Ani Aprahamian, professor of physics, has been named the Frank M. Freimann Professor of Physics.
Aprahamian is an internationally esteemed experimental nuclear physicist with more than 100 peer-reviewed publications. She has presented over 130 invited talks around the world, and has served on a number of committees and panels ranging from providing advice on a number of critical national policies on the future of Nuclear Physics, infrastructure issues associated with smaller facilities, policies for international collaboration/competition, to issues of broader concern of diversity and mentorship. She has been a program manager at the National Science Foundation (NSF) and is a member of the Board of Directors for the South Dakota Science and Technology Authority (SDSTA), an advising authority formed in preparation for the NSF’s proposed national Deep Underground Science and Engineering Laboratory (DUSEL). In addition, Aprahamian has branched out into the field of medical physics, in particular isotopes, and is co-chairing the Nuclear Science Advisory Committee (NSAC) Isotopes Subcommittee on the Isotope Development and Production for Research and Applications Program.
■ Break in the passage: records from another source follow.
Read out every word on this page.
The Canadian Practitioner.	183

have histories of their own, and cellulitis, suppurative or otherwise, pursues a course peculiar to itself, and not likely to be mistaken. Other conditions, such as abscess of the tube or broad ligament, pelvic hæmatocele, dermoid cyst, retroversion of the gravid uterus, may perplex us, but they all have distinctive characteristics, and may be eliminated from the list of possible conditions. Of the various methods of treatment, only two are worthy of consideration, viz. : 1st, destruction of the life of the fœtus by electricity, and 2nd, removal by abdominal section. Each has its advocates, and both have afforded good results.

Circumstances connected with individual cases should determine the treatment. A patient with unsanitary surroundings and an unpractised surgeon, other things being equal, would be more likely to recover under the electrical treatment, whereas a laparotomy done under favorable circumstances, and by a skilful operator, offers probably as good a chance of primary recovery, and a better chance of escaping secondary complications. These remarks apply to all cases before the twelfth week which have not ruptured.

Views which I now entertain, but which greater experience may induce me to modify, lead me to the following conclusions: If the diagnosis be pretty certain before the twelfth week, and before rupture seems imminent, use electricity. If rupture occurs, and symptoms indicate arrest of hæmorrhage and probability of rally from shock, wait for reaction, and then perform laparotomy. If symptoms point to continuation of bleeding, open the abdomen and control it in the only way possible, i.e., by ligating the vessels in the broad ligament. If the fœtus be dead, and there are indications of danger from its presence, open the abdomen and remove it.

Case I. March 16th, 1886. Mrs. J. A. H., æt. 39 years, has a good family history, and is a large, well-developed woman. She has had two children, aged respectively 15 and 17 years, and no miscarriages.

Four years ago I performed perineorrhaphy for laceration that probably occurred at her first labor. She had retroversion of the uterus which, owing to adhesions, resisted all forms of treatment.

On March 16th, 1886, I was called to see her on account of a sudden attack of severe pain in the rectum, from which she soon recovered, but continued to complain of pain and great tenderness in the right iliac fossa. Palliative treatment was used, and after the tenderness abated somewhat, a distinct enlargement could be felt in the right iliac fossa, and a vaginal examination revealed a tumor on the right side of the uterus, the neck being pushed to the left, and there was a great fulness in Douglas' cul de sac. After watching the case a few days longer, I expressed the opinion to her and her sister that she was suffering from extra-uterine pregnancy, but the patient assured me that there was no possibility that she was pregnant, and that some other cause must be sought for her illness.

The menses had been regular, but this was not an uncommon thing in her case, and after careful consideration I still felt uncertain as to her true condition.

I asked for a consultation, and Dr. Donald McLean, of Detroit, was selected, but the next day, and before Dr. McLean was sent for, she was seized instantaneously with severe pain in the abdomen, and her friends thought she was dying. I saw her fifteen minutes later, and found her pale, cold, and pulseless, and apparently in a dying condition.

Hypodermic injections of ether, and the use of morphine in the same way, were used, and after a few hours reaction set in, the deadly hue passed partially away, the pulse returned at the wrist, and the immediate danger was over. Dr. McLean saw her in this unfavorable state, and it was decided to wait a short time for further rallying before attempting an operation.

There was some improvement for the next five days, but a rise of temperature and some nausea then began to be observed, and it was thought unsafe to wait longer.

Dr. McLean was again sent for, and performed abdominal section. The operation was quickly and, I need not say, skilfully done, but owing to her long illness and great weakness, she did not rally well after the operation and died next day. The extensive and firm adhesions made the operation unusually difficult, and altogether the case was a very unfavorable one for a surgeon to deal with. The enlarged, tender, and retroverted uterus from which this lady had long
She presently serves as the Vice Chair of the 2010 Decadal Review of Nuclear Physics Committee for the National Science Academy. She has recently been elected Fellow of the American Association for the Advancement of Science (AAAS) and is an elected Fellow of the American Physical Society (APS). She is also a foreign member of the science academies in the Republic of Armenia.
Aprahamian is a world-recognized leader in the field of nuclear physics. Her research, teaching and vision has significantly impacted our University for over two decades and is a driving influence in the field of nuclear physics. She has been a major contributor to the success of the Notre Dame nuclear physics group. The group operates the Nuclear Structure Laboratory (NSL), an important, well-funded facility that supports their own research as well as hosts scores of visitors from around the world each year. She served as Director of the NSL from 2001-2006. During this time she was the lead Principle Investigator on a major NSF grant bringing in $1.1 million each year to support research in nuclear physics. She has supervised the research of more than a dozen Ph.D. and master’s students, as well as more than thirty undergraduates majors and REU students.